Liver safety of Niraparib
Niraparib therapy is associated with a low rate of transient elevations in serum aminotransferase during therapy, but has not been linked to instances of clinically apparent liver injury.
Mechanism of action of Niraparib
Niraparib (nye rap' a rib) is an orally available, small molecule inhibitor of poly adenine diphosphate (ADP)-ribose polymerase (PARP), an enzyme involved in DNA transcription and repair. Patients with mutations of the BRCA 1 and 2 genes are at increased risk for cancer, particularly ovarian and breast cancer in women. The BRCA gene encodes DNA repair enzymes, and tumor cells with BRCA mutations have an increased dependence on PARP and increased sensitivity to its inhibition. Clinical trials of niraparib in women with advanced, refractory ovarian, fallopian tube or primary peritoneal carcinoma have shown response rates of 30% to 40% and prolongation of progression-free survival. Niraparib is also under evaluation as therapy for advanced breast cancer and other malignant diseases associated mutations in BRCA or other DNA repair enzymes.

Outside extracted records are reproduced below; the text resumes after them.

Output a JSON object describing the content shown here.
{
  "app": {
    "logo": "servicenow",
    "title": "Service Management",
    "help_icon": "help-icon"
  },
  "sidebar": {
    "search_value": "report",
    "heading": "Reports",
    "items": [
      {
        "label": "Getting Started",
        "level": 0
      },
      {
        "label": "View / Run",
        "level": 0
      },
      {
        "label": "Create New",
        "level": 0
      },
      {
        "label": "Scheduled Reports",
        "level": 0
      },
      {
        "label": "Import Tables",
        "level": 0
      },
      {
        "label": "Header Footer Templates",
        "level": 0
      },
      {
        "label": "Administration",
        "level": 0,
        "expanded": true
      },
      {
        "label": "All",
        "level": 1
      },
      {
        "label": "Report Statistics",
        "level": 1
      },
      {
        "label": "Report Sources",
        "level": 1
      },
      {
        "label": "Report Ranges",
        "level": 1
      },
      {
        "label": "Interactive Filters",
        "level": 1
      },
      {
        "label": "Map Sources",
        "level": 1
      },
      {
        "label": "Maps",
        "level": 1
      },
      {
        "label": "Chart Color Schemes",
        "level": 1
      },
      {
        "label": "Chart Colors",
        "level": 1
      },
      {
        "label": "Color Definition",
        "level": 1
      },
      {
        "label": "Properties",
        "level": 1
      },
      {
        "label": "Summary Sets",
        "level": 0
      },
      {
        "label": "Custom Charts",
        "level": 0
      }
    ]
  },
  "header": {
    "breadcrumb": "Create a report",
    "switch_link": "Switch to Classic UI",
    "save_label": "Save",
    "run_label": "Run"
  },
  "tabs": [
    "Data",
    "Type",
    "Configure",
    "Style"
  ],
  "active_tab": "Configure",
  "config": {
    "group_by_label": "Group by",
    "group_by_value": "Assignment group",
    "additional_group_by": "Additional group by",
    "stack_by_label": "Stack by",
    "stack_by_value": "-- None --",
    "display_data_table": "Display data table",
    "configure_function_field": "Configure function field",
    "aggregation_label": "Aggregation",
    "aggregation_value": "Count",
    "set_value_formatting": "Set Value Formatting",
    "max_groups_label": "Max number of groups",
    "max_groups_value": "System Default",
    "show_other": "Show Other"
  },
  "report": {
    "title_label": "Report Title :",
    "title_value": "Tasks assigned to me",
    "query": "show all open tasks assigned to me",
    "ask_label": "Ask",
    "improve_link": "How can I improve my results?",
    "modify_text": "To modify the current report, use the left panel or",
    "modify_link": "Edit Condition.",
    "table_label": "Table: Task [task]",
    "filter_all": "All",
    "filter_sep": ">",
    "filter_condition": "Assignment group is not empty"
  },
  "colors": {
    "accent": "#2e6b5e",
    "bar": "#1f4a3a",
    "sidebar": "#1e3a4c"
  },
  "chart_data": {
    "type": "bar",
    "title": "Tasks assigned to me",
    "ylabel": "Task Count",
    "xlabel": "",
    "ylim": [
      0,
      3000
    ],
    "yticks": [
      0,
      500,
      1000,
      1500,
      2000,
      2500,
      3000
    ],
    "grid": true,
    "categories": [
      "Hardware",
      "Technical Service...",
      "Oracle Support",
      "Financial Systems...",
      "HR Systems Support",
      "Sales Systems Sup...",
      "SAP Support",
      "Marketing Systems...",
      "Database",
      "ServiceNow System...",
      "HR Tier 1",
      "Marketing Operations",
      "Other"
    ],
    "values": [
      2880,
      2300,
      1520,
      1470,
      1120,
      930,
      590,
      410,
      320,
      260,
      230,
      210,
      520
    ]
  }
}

FDA approval information for Niraparib
Niraparib received approval for use in the United States in 2017 for therapy of advanced and refractory advanced, refractory ovarian, fallopian tube or primary peritoneal carcinoma.
Dosage and administration for Niraparib
Niraparib is available in 100 mg capsules under the brand name Zejula. The recommended dose is 300 mg by mouth once daily continued until disease progression or unacceptable toxicity occurs.
Side effects of Niraparib
Common side effects include anemia, fatigue, nausea, diarrhea, constipation, dyspepsia, abdominal pain, anorexia, shortness of breath and thrombocytopenia. Uncommon, but potentially severe side effects include myelodysplastic syndrome, marked bone marrow suppression, cardiovascular events and embryo-fetal toxicity.